Serge Papin : Ces questions méritent d’être posées. Au nom de l’émancipation féminine, la génération post-68 a voulu se libérer de la cuisine, qui, à partir des années 1970, n’a plus été considérée que comme une contrainte ou une corvée. Les mots « cuisine » et « dépendance » étant devenus synonymes, les femmes ont rendu leur tablier. Je l’ai déjà affirmé, je comprends parfaitement que la gent féminine, à qui incombait la tâche de préparer les repas familiaux, ait eu envie de s’affranchir de cette charge. Ce qui est regrettable, c’est que cette libération ait débouché non pas sur une redistribution des rôles – les hommes auraient pu partager cette activité avec leurs compagnes et se mettre aux fourneaux eux aussi – mais sur un rejet pur et simple de la cuisine. Ceci a provoqué une rupture dans la transmission du savoir-faire culinaire au sein du cercle familial, transmission qui se faisait autrefois de mère en fille. Une fois adulte, la génération née dans les années 1970-1980, qui n’a jamais vu ses parents cuisiner, a privilégié à son tour le « prêt-à-manger ». Dans ce contexte, les notions de « goût » et de « saveurs » se sont vidées de leur sens. Il serait donc effectivement judicieux de réapprendre aux Français à manger. D’ailleurs, un certain nombre d’entre eux y aspire, me semble-t-il.
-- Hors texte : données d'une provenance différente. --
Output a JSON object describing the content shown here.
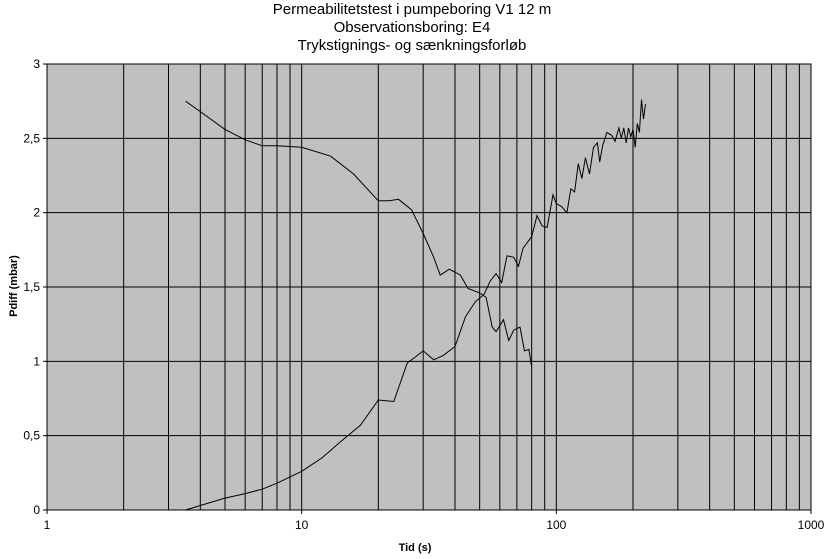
{
  "chart_data": {
    "type": "line",
    "title": [
      "Permeabilitetstest i pumpeboring V1 12 m",
      "Observationsboring: E4",
      "Trykstignings- og sænkningsforløb"
    ],
    "xlabel": "Tid (s)",
    "ylabel": "Pdiff (mbar)",
    "xscale": "log",
    "xlim": [
      1,
      1000
    ],
    "ylim": [
      0,
      3
    ],
    "x_ticks": [
      1,
      10,
      100,
      1000
    ],
    "x_tick_labels": [
      "1",
      "10",
      "100",
      "1000"
    ],
    "y_ticks": [
      0,
      0.5,
      1,
      1.5,
      2,
      2.5,
      3
    ],
    "y_tick_labels": [
      "0",
      "0,5",
      "1",
      "1,5",
      "2",
      "2,5",
      "3"
    ],
    "grid": true,
    "legend": "none",
    "colors": {
      "plot_background": "#c0c0c0",
      "grid": "#000000",
      "line": "#000000"
    },
    "series": [
      {
        "points": [
          [
            3.5,
            2.75
          ],
          [
            4,
            2.68
          ],
          [
            5,
            2.56
          ],
          [
            6,
            2.49
          ],
          [
            7,
            2.45
          ],
          [
            8,
            2.45
          ],
          [
            10,
            2.44
          ],
          [
            13,
            2.38
          ],
          [
            16,
            2.26
          ],
          [
            20,
            2.08
          ],
          [
            22,
            2.08
          ],
          [
            24,
            2.09
          ],
          [
            27,
            2.02
          ],
          [
            30,
            1.86
          ],
          [
            33,
            1.7
          ],
          [
            35,
            1.58
          ],
          [
            38,
            1.62
          ],
          [
            42,
            1.58
          ],
          [
            45,
            1.49
          ],
          [
            50,
            1.46
          ],
          [
            53,
            1.43
          ],
          [
            56,
            1.23
          ],
          [
            58,
            1.2
          ],
          [
            62,
            1.28
          ],
          [
            65,
            1.14
          ],
          [
            68,
            1.21
          ],
          [
            72,
            1.23
          ],
          [
            75,
            1.07
          ],
          [
            78,
            1.08
          ],
          [
            80,
            0.96
          ]
        ]
      },
      {
        "points": [
          [
            3.5,
            0.0
          ],
          [
            4,
            0.03
          ],
          [
            5,
            0.08
          ],
          [
            6,
            0.11
          ],
          [
            7,
            0.14
          ],
          [
            8,
            0.18
          ],
          [
            10,
            0.26
          ],
          [
            12,
            0.35
          ],
          [
            14,
            0.45
          ],
          [
            17,
            0.57
          ],
          [
            20,
            0.74
          ],
          [
            23,
            0.73
          ],
          [
            26,
            0.99
          ],
          [
            28,
            1.03
          ],
          [
            30,
            1.07
          ],
          [
            33,
            1.01
          ],
          [
            36,
            1.04
          ],
          [
            40,
            1.1
          ],
          [
            44,
            1.3
          ],
          [
            48,
            1.4
          ],
          [
            52,
            1.45
          ],
          [
            55,
            1.54
          ],
          [
            58,
            1.59
          ],
          [
            61,
            1.53
          ],
          [
            64,
            1.71
          ],
          [
            68,
            1.7
          ],
          [
            71,
            1.64
          ],
          [
            74,
            1.76
          ],
          [
            80,
            1.84
          ],
          [
            84,
            1.98
          ],
          [
            88,
            1.91
          ],
          [
            92,
            1.9
          ],
          [
            97,
            2.12
          ],
          [
            100,
            2.06
          ],
          [
            105,
            2.04
          ],
          [
            110,
            2.0
          ],
          [
            114,
            2.16
          ],
          [
            118,
            2.14
          ],
          [
            122,
            2.33
          ],
          [
            126,
            2.23
          ],
          [
            130,
            2.37
          ],
          [
            135,
            2.26
          ],
          [
            140,
            2.44
          ],
          [
            145,
            2.47
          ],
          [
            148,
            2.34
          ],
          [
            152,
            2.45
          ],
          [
            158,
            2.54
          ],
          [
            165,
            2.52
          ],
          [
            170,
            2.48
          ],
          [
            176,
            2.57
          ],
          [
            180,
            2.5
          ],
          [
            184,
            2.57
          ],
          [
            188,
            2.47
          ],
          [
            192,
            2.57
          ],
          [
            196,
            2.51
          ],
          [
            200,
            2.56
          ],
          [
            204,
            2.44
          ],
          [
            208,
            2.6
          ],
          [
            212,
            2.54
          ],
          [
            216,
            2.76
          ],
          [
            220,
            2.63
          ],
          [
            224,
            2.73
          ]
        ]
      }
    ]
  }
}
Périco Légasse : Je suis entièrement d’accord. C’est toute une culture alimentaire qui s’est perdue ces quarante dernières années. J’en veux notamment pour preuve une enquête de l’Association Santé Environnement France (ASEF) de 2013 sur les connaissances des enfants dans ce domaine. Menée auprès de 910 élèves d’une vingtaine d’écoles de la région Paca, elle a fait grand bruit à sa publication. Il faut dire que ses résultats sont édifiants ! L’un des questionnaires portait sur les fruits et légumes. D’après cette étude, 87 % des 8-12 ans ne savent pas reconnaître une betterave tandis qu’un écolier sur trois est incapable d’identifier un poireau, une courgette, une figue ou un artichaut. Même l’abricot est inconnu d’un enfant sur 5 ! Une autre épreuve consistait à demander aux élèves comment sont préparés une dizaine d’aliments transformés. Résultat : un quart des écoliers ne sait pas que les frites sont faites à partir de pommes de terre. Mieux, ou pire, 40 % d’entre eux ignorent de quoi sont composés les nuggets, les chips et le jambon. Concernant le steak haché, ils sont 60 % à ne pas pouvoir répondre à la question. Et ne nous berçons pas d’illusions, cette ignorance n’est pas l’apanage des classes défavorisées.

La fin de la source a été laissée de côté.